Suppose I want to call a subprocess from within my program, and I want to read the output from that subprocess into my program.
Here is a trivial way to do that:
//somefile.cpp
system("sub_process arg1 arg2 -o file.out");
//call the subprocess and have it write to file
FILE *f = std::fopen("file.out", "r");
//.... and so on
We all know that i/o operations are computationally slow. To speed this up, I would like to skip the write-to-file-then-read-from-file step, and instead redirect the output of this sub-process directly into stdin (or some other stream)
How would I do this? How do I skip the i/o operation?

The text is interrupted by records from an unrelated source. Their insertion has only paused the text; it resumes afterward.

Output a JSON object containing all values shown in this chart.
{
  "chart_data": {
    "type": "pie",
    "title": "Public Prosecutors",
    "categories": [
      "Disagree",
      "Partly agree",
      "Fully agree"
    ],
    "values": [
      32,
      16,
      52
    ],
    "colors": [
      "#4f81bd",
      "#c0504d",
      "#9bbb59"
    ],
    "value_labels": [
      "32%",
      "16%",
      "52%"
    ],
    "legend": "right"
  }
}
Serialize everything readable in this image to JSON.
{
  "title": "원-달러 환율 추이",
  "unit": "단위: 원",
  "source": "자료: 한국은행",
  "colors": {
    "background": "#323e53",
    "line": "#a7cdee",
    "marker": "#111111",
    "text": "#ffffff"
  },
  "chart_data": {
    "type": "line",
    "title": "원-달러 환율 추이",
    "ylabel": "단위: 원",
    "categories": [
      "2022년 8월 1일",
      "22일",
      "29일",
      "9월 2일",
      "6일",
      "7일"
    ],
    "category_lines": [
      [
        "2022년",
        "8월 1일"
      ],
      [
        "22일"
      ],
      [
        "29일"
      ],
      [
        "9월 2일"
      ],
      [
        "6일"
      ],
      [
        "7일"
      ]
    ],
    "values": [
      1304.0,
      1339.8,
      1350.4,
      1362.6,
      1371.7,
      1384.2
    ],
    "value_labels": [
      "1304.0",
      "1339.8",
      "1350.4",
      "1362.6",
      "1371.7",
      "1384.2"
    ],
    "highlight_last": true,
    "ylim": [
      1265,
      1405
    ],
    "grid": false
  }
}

Note: many programs spit out some diagnostic stuff into stdout while they run, and write a clean version of the output to stdout (ex: stdout: "step1...done, step2...done, step3..done" -o file-out: "The magic number is: 47.28"), so ignoring the "-o " argument and trusting that output will be automatically re-directed to stdout isn't necessarily helpful...
Thanks to all in advance.
Using popen
skips the file, and gets you command's output through an in-memory buffer.
#include <iomanip>
#include <iostream>
using namespace std;
const int MAX_BUFFER = 255;
int main() {
string stdout;
char buffer[MAX_BUFFER];
FILE *stream = popen("command", "r");
while ( fgets(buffer, MAX_BUFFER, stream) != NULL )
stdout.append(buffer);
pclose(stream);
cout << endl << "output: " << endl << stdout << endl;
}
If you happen to be on windows :
follow this : http://support.microsoft.com/kb/190351
It describes it better than I ever would. You can redirect everything, everywhere.